Pur non ritenendolo un titolo idoneo per un articolo, credo che l’acronimo UCAS ben si addica alla squadra Lecce. Sembra infatti che l’Ufficio Complicazioni Affari Semplici abbia messo una sede distaccata a Lecce per complicare ulteriormente questo difficile cammino verso la permanenza.

Non è, del resto, la prima volta che il Lecce ci faccia respirare a pieni polmoni per poi ricacciarci in un ambiente mefitico e pericoloso. Ma adesso è peggio: il campionato è agli sgoccioli e gli errori che si commettono adesso possono risultare decisivi.
Nell’aria, però, c’era qualcosa che non mi convinceva; del resto, nel mio precedente articolo avevo sottolineato come il Lecce, contro il Cagliari, avesse esibito solo ed esclusivamente il cuore, apprezzabile quanto mai ma, insufficiente per fornire ampie garanzie. Anche contro il Cagliari la fase difensiva è stata molto approssimativa, perché mai curata o, forse, non attentamente curata. Va da sé che solo il Lecce potrebbe sfatare il fantasma di una retrocessione con ben 60 reti subite dopo 34 giornate e con un differenziale di -20 che ci mette dietro la Sampdoria.
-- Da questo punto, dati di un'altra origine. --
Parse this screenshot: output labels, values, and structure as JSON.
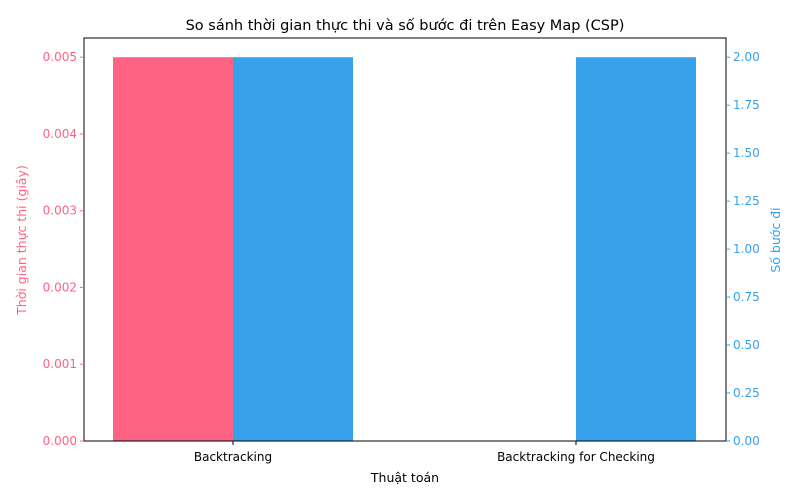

Ma allora è una catastrofe? Non direi perché la squadra ha le carte in regola per salvarsi purchè sia e stia molto attenta a tutti i fattori che ruotano attorno alle ultime giornate di campionato. Sempre nel precedente articolo scrissi testualmente che si erano aperti molti “biscottifici” e che, forse, sarebbe stato il caso di sedersi al convivio senza strafare ma badando al sodo. Avete negli occhi l’ottima accoglienza che, a Genova, è stata riservata al Lecce ed ai suoi tifosi? Non vi sorge il dubbio che il Genoa, pur di fare uno “sgarbo” a Brescia e Sampdoria tendesse ad essere accondiscendente, giocando una partita tranquilla a centrocampo? Ebbene, cosa fa il Lecce? Segna subito, e questo può starci, ma il Genoa pareggia dopo 10’ ed anche questo può starci. E dopo? Il Lecce risegna, e qui già la cosa non va tanto bene, ma il Genoa deve sforzarsi per pareggiare a fine primo tempo. E’ ovvio che, a quel punto, il Genoa capisce che il Lecce vuole vincere, ma si rende anche conto che non è giusto stare sempre ad inseguire e che è meglio giocarsi completamente la partita ed, in quel preciso momento, il Lecce va in barca e non capisce più nulla; il Genoa avrebbe potuto anche umiliarci perché, le soluzioni tattiche adottate, ben quattro durante l’incontro, hanno evidenziato come il Lecce non ci capisse più nulla. Proporre Giacomazzi centrale e subire quattro reti all’interno dell’area di rigore, tre nell’area piccola, con i difensori imbambolati, non mi sembra sia stata una saggia idea che, mi auguro non venga riproposta nelle partite future. Sentire le giustificazioni del tecnico e dei calciatori che asserivano esserci stati errori difensivi, mi sembra un’offesa all’intelligenza dei tifosi. E’ ovvio che ci sono stati errori difensivi, ma è un intero campionato che ci sono questi errori, del resto 60 reti subite stanno a dimostrarlo, e non si è mai cercato di porvi rimedio con molta attenzione. Certo, stravolgere adesso a poche giornate dalla fine del campionato, potrebbe anche essere controproducente, però fare molta attenzione e considerare che anche un punto potrebbe andare bene, è cosa buona e giusta.
In tale ottica vediamo la prossima partita: si va a Verona con un Chievo al quale serve un punto per sentirsi più tranquillo; del resto questa squadra, già un paio di turni addietro, “giochicchiò” con la Sampdoria a centrocampo per farsi il punticino. Credo che, con 39 punti in classifica, provi a fare lo stesso domenica prossima. E’ vero che per noi una vittoria sarebbe manna dal cielo, ma è preferibile osare molto, a costo di essere infilati in contropiede, oppure stare attenti ed, eventualmente, adeguarsi all’impegno? Non c’è sicuramente una risposta certa, perché diversi sono i modi di vedere il calcio, ma sicuramente anche un punticino non guasterebbe.
Con tali presupposti,   sarà necessario  andare a Verona consci di poter fare un risultato positivo; bisognerà stare in campana in difesa ed evitare che si cambino in partita molti moduli di gioco che, può darsi, scombinino le carte dell’avversario, ma certamente mandano in bambola noi.